Correlations Between Myelin Covariance Network Connectivity Strength and Neurosynth Meta-Analysis Maps. This figure illustrates the correlations between three different MCN connectivity strength measures (Negative, Positive, and Full) and Neurosynth meta-analysis terms, presented as word clouds (left) and correlation plots (right) showing the top 30 correlations for each strength measure. (a) Strength_Negative (top panel) demonstrates predominantly negative correlations (blue, r ≈ −0.21 to −0.32) with motor and sensorimotor systems. The strongest negative correlations appear with cortex m1, primary motor, sensorimotor cortex, motor premotor, and motor cortex terms. Interestingly, a few terms show positive correlations (orange, r ≈ 0.2), including dementia and cognitive impairment, suggesting this network may capture an inverse relationship between motor function and neurodegenerative conditions. (b) Strength_Positive (middle panel) shows robust positive correlations (orange-yellow, r ≈ 0.28–0.30) with white matter microstructural properties. The most strongly correlated terms include fractional anisotropy, anisotropy fa, diffusion tensor, t1 weighted, white matter, corpus callosum, and gray matter. This pattern suggests that positive connectivity strength in the MCN relates primarily to white matter integrity and structural connectivity metrics derived from diffusion tensor imaging. (c) Strength_Full (bottom panel), representing the combined positive and negative connectivity, reveals a pattern similar to Strength_Positive but with some additional terms. The strongest correlations (orange-yellow, r ≈ 0.27–0.29) are with fractional anisotropy, anisotropy fa, and white matter structural terms.

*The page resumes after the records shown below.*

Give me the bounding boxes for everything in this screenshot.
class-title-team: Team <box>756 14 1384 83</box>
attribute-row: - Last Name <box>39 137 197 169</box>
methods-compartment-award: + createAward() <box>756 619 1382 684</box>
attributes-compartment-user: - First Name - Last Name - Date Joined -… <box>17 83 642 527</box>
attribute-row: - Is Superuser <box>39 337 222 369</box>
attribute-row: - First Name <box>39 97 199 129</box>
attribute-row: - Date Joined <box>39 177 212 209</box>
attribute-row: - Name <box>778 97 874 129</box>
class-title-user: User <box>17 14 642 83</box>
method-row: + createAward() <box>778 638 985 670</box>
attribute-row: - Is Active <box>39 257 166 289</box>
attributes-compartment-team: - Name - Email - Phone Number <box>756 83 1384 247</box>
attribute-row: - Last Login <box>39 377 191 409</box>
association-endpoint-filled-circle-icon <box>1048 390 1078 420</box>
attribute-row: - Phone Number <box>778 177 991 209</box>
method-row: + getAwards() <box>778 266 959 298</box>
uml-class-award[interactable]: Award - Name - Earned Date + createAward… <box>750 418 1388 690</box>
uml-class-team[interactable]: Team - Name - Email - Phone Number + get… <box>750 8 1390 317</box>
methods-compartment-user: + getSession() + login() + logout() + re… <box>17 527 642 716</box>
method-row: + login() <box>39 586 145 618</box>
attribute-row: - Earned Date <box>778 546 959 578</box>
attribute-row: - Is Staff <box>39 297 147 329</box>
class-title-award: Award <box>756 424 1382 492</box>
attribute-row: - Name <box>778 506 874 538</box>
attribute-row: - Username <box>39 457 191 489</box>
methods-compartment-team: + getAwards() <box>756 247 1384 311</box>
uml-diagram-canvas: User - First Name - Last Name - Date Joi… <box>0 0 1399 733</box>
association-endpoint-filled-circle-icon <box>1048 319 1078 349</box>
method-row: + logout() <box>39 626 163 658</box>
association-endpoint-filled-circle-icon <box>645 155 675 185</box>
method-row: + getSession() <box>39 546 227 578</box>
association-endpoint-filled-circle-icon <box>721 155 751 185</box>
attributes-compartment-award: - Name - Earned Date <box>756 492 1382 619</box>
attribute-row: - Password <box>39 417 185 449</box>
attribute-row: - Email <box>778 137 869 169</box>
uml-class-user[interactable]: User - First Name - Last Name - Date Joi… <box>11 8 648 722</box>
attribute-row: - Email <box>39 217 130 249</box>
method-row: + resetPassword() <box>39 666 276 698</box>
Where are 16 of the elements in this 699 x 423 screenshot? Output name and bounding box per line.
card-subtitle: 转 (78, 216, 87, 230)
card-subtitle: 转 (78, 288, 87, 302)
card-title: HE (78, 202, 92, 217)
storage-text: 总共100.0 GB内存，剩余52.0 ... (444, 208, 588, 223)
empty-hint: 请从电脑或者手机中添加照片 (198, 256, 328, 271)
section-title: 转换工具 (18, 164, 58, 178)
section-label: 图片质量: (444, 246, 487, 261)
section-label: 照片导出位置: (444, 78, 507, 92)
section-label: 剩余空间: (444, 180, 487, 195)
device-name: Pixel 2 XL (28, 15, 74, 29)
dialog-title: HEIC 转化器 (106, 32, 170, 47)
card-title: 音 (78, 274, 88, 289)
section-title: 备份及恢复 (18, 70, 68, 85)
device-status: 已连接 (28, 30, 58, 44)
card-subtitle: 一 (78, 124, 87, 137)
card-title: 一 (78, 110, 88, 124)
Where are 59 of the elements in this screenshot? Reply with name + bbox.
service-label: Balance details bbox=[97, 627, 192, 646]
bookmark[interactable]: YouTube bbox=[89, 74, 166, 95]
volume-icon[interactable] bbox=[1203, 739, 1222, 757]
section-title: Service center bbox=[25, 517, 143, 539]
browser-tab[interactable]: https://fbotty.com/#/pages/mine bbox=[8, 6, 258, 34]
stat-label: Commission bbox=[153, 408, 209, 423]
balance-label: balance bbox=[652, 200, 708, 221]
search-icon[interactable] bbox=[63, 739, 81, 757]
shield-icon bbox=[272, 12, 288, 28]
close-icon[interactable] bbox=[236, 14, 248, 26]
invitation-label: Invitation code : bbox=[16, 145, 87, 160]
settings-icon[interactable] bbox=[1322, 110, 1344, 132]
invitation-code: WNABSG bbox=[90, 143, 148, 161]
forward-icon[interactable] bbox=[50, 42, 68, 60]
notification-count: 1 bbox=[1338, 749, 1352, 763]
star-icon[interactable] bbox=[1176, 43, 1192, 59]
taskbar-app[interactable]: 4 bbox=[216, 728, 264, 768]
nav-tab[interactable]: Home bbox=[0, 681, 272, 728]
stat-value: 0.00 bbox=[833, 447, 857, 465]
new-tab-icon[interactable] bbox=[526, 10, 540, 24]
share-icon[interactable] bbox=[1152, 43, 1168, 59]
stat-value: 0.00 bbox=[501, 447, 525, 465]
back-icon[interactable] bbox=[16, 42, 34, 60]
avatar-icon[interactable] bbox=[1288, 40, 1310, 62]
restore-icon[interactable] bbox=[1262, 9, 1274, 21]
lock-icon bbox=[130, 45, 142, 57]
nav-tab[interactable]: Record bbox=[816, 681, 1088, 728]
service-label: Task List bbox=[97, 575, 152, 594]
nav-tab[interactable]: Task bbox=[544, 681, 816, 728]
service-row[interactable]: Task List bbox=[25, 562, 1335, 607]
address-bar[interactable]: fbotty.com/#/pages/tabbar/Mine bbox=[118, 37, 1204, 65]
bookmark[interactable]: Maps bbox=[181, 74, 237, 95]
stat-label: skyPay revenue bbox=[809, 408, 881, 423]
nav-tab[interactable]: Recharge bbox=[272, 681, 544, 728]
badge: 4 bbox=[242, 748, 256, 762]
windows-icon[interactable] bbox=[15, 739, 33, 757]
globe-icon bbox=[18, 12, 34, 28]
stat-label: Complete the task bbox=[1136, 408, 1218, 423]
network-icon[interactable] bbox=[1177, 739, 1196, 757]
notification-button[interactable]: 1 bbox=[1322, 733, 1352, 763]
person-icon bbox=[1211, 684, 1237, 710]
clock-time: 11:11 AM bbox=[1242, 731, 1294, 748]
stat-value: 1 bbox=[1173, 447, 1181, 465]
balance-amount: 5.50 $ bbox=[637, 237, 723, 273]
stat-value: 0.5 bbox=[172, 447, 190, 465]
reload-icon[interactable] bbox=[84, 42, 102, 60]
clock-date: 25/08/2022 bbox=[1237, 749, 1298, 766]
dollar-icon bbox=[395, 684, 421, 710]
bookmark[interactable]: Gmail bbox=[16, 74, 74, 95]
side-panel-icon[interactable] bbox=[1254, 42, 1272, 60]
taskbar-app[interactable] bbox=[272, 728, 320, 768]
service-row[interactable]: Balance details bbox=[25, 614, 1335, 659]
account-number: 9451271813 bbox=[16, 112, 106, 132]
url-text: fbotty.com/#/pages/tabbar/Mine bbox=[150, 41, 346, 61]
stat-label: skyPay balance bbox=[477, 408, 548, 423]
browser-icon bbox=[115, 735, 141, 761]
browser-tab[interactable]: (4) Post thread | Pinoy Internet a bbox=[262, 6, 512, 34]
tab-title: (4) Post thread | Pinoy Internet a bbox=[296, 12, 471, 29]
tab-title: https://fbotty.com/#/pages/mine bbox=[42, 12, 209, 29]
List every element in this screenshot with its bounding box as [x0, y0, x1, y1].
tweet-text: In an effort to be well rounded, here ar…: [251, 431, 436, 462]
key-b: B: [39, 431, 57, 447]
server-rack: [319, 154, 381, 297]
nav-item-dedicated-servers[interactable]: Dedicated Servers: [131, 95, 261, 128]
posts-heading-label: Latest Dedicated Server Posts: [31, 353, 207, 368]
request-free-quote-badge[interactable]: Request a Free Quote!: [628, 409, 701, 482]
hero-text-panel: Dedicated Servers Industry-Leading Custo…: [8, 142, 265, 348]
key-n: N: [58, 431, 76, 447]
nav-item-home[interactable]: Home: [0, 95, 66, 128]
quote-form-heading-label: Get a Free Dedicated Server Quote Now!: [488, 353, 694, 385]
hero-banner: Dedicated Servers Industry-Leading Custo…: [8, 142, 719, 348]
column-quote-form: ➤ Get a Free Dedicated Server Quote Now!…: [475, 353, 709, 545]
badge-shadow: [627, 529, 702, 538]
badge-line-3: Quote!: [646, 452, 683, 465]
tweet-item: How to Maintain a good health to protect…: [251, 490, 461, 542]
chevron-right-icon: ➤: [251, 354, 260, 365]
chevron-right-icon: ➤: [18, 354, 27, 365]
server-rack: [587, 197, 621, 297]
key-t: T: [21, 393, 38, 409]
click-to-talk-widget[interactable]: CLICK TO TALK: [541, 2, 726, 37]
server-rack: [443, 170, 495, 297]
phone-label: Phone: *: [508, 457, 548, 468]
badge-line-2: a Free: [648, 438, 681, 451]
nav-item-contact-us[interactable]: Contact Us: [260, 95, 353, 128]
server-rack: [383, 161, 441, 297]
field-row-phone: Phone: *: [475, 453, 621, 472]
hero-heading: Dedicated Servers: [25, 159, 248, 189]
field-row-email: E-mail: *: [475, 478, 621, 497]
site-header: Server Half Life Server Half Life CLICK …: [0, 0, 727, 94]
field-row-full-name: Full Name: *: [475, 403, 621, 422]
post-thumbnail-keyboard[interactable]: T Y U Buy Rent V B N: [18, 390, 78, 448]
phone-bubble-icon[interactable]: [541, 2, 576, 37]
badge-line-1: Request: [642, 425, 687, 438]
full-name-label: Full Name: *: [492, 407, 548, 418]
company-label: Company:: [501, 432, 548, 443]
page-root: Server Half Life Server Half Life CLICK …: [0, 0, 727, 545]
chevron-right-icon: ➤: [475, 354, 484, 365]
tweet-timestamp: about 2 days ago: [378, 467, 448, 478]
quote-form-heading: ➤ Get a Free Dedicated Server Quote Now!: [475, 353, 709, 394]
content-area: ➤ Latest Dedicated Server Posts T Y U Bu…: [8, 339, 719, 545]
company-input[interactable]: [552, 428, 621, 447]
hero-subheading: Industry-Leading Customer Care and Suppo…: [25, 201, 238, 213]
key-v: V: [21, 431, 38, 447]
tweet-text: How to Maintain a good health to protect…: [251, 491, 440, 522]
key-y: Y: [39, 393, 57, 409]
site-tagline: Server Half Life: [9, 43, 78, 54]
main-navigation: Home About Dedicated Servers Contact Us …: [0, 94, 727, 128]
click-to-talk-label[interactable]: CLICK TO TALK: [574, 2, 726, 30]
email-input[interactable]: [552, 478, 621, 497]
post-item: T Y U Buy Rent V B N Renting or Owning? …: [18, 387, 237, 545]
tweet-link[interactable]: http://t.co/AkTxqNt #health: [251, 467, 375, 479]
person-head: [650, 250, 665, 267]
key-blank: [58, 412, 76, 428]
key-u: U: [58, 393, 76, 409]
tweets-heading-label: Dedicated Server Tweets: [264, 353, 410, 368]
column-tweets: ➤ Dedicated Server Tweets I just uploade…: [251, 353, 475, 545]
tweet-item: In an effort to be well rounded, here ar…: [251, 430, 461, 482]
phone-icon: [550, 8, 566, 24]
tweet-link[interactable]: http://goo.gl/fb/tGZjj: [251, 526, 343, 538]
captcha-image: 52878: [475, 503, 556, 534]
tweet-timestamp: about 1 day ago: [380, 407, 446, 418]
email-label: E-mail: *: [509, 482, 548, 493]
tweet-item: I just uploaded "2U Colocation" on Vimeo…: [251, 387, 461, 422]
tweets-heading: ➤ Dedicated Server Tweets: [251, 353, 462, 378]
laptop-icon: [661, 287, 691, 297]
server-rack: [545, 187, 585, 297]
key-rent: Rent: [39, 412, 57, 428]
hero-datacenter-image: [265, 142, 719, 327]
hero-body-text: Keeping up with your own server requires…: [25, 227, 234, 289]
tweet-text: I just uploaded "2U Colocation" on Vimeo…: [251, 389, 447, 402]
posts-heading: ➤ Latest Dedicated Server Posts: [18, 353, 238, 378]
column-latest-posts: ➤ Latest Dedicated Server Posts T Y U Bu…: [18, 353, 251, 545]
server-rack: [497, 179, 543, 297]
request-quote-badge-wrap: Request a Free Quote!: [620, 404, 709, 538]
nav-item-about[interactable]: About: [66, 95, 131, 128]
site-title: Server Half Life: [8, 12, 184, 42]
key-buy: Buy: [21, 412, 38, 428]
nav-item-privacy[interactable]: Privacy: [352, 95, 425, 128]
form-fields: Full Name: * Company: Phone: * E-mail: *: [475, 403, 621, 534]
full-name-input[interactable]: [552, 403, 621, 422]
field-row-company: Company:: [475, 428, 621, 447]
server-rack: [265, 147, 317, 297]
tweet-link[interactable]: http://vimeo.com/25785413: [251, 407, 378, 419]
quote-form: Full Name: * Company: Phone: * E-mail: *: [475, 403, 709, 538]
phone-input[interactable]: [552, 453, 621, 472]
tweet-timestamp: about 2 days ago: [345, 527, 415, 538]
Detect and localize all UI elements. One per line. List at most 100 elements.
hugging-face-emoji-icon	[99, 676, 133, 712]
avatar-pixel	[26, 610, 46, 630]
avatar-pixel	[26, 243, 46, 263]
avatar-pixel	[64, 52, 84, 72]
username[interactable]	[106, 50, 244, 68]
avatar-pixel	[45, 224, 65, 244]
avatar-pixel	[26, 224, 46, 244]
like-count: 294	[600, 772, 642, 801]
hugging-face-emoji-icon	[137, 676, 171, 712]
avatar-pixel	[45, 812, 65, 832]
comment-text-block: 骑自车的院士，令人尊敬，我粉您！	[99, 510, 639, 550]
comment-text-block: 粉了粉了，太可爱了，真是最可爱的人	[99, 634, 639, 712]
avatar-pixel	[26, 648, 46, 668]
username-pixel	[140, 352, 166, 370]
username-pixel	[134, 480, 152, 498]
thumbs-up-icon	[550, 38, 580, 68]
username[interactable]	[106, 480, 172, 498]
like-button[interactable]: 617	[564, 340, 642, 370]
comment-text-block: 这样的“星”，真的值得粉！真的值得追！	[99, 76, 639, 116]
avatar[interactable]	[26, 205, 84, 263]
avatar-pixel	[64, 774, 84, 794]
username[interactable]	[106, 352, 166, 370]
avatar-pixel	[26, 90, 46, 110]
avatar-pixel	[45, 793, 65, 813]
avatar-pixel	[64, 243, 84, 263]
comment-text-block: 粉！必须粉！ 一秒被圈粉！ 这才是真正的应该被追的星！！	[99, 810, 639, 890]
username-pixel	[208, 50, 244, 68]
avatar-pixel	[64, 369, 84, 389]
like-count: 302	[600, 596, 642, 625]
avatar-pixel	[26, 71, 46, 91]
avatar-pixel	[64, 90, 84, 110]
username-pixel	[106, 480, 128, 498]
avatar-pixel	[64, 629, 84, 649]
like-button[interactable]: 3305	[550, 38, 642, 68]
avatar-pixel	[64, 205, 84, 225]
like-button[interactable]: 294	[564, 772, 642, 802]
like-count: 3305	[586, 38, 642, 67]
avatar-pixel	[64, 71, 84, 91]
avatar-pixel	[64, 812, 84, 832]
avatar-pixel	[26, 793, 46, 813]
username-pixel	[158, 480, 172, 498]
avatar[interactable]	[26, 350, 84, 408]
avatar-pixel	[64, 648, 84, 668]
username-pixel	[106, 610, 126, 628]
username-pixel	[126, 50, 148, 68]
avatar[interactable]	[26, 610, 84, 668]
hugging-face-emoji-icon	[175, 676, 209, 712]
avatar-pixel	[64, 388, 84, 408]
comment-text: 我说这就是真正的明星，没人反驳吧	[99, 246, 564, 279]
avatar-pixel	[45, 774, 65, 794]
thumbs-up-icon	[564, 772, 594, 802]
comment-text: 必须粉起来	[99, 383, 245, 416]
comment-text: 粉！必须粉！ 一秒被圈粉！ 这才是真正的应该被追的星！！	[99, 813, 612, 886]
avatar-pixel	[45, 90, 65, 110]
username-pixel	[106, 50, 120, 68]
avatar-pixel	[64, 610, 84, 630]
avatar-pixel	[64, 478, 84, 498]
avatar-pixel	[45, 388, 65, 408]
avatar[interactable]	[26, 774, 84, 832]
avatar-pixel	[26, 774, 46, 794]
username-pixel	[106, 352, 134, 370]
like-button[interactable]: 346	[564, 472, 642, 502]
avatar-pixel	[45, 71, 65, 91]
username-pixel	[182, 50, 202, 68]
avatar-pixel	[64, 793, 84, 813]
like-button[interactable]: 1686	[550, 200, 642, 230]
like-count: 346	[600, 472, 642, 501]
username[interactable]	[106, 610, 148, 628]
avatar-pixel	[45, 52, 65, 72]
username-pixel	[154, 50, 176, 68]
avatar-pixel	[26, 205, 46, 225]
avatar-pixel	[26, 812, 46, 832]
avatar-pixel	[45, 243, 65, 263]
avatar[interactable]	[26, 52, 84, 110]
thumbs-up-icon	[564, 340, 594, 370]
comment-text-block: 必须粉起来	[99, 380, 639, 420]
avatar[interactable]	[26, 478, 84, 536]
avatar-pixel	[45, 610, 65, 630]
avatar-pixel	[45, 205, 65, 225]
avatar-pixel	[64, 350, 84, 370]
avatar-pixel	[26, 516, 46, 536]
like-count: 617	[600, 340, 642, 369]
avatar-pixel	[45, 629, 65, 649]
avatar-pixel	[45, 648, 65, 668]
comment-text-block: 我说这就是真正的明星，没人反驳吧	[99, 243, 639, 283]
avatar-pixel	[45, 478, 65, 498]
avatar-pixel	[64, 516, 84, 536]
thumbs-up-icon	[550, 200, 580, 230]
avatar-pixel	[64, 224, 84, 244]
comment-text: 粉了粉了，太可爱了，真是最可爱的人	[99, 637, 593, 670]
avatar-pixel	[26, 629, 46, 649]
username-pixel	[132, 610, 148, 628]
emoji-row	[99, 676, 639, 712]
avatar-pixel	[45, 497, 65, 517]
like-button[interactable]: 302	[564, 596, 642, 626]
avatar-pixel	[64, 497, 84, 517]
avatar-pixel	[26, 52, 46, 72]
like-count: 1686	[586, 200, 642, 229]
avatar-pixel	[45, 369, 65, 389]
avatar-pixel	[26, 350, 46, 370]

Additionally, terms related to affective and cognitive processes such as subgenual, addiction, anxiety, and dementia show moderate positive correlations, indicating that the full connectivity strength measure captures both structural and functional dimensions of brain organization.

Figure 6

Cortical feature correlations with myelin covariance network gradients and strength measures. (a) Brain surface renderings of ten cortical features: Anatomical Hierarchy, Functional Hierarchy, Evolutionary Hierarchy, Allometric Scaling, Aerobic Glycolysis (top row); Cerebral Blood Flow, Gene Expression, NeuroSynth, Externopyramidization, and Cortical Thickness (bottom row). Each pair shows lateral and medial views with corresponding value ranges below. (b) Correlation coefficient heatmap between three MCN gradients (Gradient 1, Gradient 2, Gradient 3) and the ten cortical features. Gradient 1 exhibited the strongest correlations, notably with Anatomical Hierarchy (r = −0.50), Gene Expression (r = −0.28), and Externopyramidization (r = −0.26). (c) Correlation coefficient heatmap between three MCN strength networks (Strength-Negative, Strength-Positive, Strength-Full) and the same cortical features. In both heatmaps, orange indicates positive correlations, blue indicates negative correlations, and “X” marks non-significant correlations after Bonferroni correction (p > 0.05/30). These findings suggest that MCNs capture distinct aspects of cortical organization.

Figure 7

Higher-order topological organization of myelin covariance networks through graphlet analysis. (a) Visualization of 30 distinct graphlets (G0–G29) representing all possible connected subgraphs with 2–5 nodes. Each graphlet captures a specific local connectivity pattern. (b) Distribution of graphlets across four correlation thresholds (r > 0.4, r > 0.2, r < −0.2, r < −0.4) shown as a flow diagram. Line thickness represents the normalized frequency of each graphlet, with color indicating the corresponding threshold. The circular heatmap on the left displays normalized graphlet frequencies (darker green indicating higher frequency). Notable patterns emerge where star-like structures (particularly G10, G11) dominate negative correlations, while path-like and triangular structures (G09, G13) predominate in positive correlations. This analysis reveals fundamentally different topological organizations between positively and negatively correlated components of the MCN, suggesting distinct underlying biological mechanisms governing these relationships.